Par pmabille@latribune.fr  |   |  364  mots
Copyright Reuters
Par Philippe Mabille, directeur adjoint de la rédaction de La Tribune.

Dans la longue histoire des coups de pied au cul, ce n'est, généralement, pas le pied le plus coupable. Depuis trente-six ans que la France bénéficiait de la meilleure notation possible, AAA, elle n'a jamais présenté un budget équilibré, lorsque sa croissance le lui aurait pourtant permis ; sa dette n'a fait que gonfler ; et ce n'est pas faire injure aux Français que de dire qu'ils ont collectivement vécu au-dessus de leurs moyens, reportant sans cesse la charge de leurs déficits sur les générations futures. La responsabilité de cette impéritie est partagée par tous les gouvernements qui se sont succédé. Mais, depuis dix ans, c'est que l'on sache la droite et elle seule qui gouverne et, depuis cinq ans, Nicolas Sarkozy qui préside.

Au cours de cette période, force est de constater que la France a décroché comme jamais elle ne l'avait fait auparavant de son principal partenaire et concurrent, l'Allemagne, qui, elle, a fait les réformes nécessaires pour conserver son rang. Impossible donc de ne pas voir dans la dégradation de notre pays autre chose que la sanction d'un mauvais bilan. On peut appeler à la "résistance" contre les marchés, diaboliser la finance apatride ou le complot américain. Cela n'y changera rien : tant que l'on aura besoin de placer des emprunts de l'Etat auprès d'investisseurs étrangers, il faudra accepter le jugement qu'ils portent sur la qualité de la signature de notre pays.

Or, même si la France, désormais notée AA +, conserve la deuxième meilleure note (sur une échelle de 22), la direction prise l'entraîne inéluctablement, si rien n'est fait, vers la seconde division.
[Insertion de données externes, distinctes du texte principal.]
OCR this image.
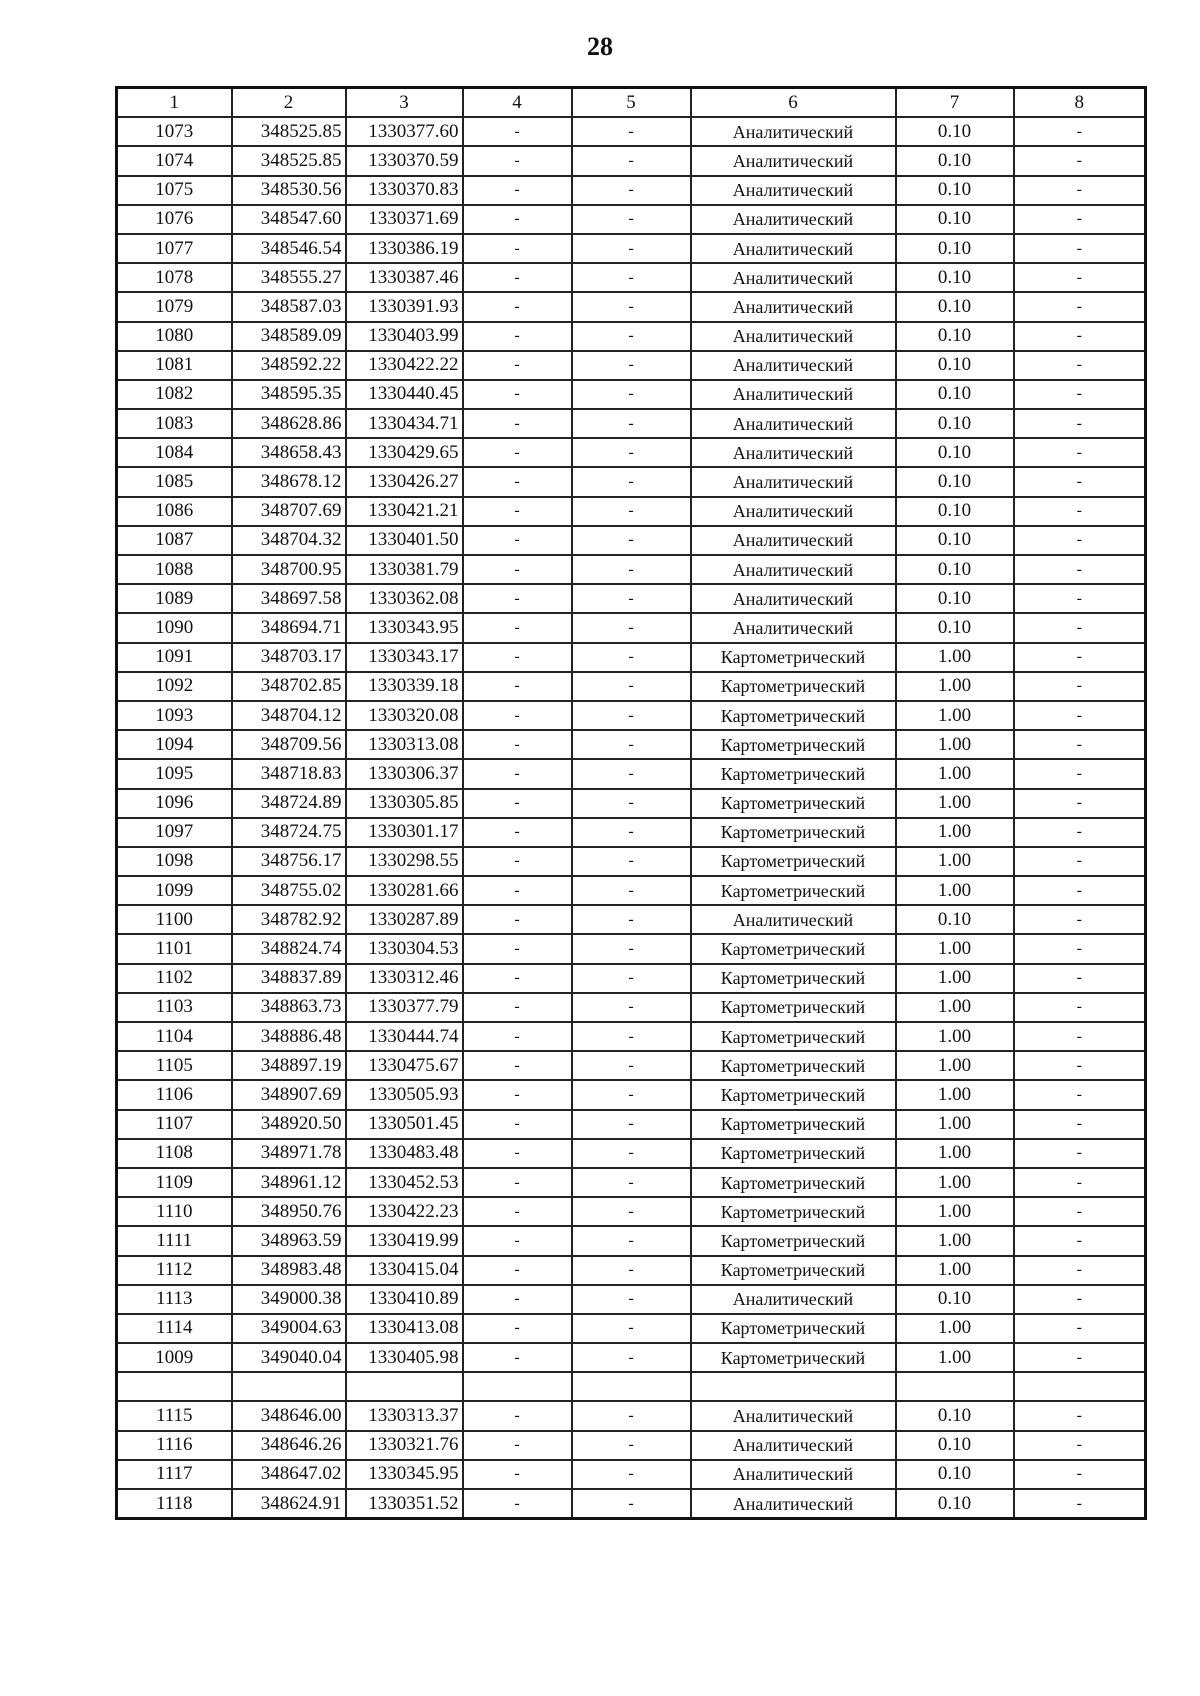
28
1	2	3	4	5	6	7	8
1073	348525.85	1330377.60	-	-	Аналитический	0.10	-
1074	348525.85	1330370.59	-	-	Аналитический	0.10	-
1075	348530.56	1330370.83	-	-	Аналитический	0.10	-
1076	348547.60	1330371.69	-	-	Аналитический	0.10	-
1077	348546.54	1330386.19	-	-	Аналитический	0.10	-
1078	348555.27	1330387.46	-	-	Аналитический	0.10	-
1079	348587.03	1330391.93	-	-	Аналитический	0.10	-
1080	348589.09	1330403.99	-	-	Аналитический	0.10	-
1081	348592.22	1330422.22	-	-	Аналитический	0.10	-
1082	348595.35	1330440.45	-	-	Аналитический	0.10	-
1083	348628.86	1330434.71	-	-	Аналитический	0.10	-
1084	348658.43	1330429.65	-	-	Аналитический	0.10	-
1085	348678.12	1330426.27	-	-	Аналитический	0.10	-
1086	348707.69	1330421.21	-	-	Аналитический	0.10	-
1087	348704.32	1330401.50	-	-	Аналитический	0.10	-
1088	348700.95	1330381.79	-	-	Аналитический	0.10	-
1089	348697.58	1330362.08	-	-	Аналитический	0.10	-
1090	348694.71	1330343.95	-	-	Аналитический	0.10	-
1091	348703.17	1330343.17	-	-	Картометрический	1.00	-
1092	348702.85	1330339.18	-	-	Картометрический	1.00	-
1093	348704.12	1330320.08	-	-	Картометрический	1.00	-
1094	348709.56	1330313.08	-	-	Картометрический	1.00	-
1095	348718.83	1330306.37	-	-	Картометрический	1.00	-
1096	348724.89	1330305.85	-	-	Картометрический	1.00	-
1097	348724.75	1330301.17	-	-	Картометрический	1.00	-
1098	348756.17	1330298.55	-	-	Картометрический	1.00	-
1099	348755.02	1330281.66	-	-	Картометрический	1.00	-
1100	348782.92	1330287.89	-	-	Аналитический	0.10	-
1101	348824.74	1330304.53	-	-	Картометрический	1.00	-
1102	348837.89	1330312.46	-	-	Картометрический	1.00	-
1103	348863.73	1330377.79	-	-	Картометрический	1.00	-
1104	348886.48	1330444.74	-	-	Картометрический	1.00	-
1105	348897.19	1330475.67	-	-	Картометрический	1.00	-
1106	348907.69	1330505.93	-	-	Картометрический	1.00	-
1107	348920.50	1330501.45	-	-	Картометрический	1.00	-
1108	348971.78	1330483.48	-	-	Картометрический	1.00	-
1109	348961.12	1330452.53	-	-	Картометрический	1.00	-
1110	348950.76	1330422.23	-	-	Картометрический	1.00	-
1111	348963.59	1330419.99	-	-	Картометрический	1.00	-
1112	348983.48	1330415.04	-	-	Картометрический	1.00	-
1113	349000.38	1330410.89	-	-	Аналитический	0.10	-
1114	349004.63	1330413.08	-	-	Картометрический	1.00	-
1009	349040.04	1330405.98	-	-	Картометрический	1.00	-

1115	348646.00	1330313.37	-	-	Аналитический	0.10	-
1116	348646.26	1330321.76	-	-	Аналитический	0.10	-
1117	348647.02	1330345.95	-	-	Аналитический	0.10	-
1118	348624.91	1330351.52	-	-	Аналитический	0.10	-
Europe du Nord ou Europe du Sud : c'est le choix stratégique qui attend les électeurs le 6 mai 2012. En dix ans, d'autres pays, au modèle social guère différent du nôtre (Canada, Suède, Finlande), sont parvenus à retrouver leur AAA. Ce ne peut être l'objectif principal, mais cela peut devenir le résultat d'une meilleure politique économique, sociale et budgétaire que celle qui a été menée jusqu'à présent.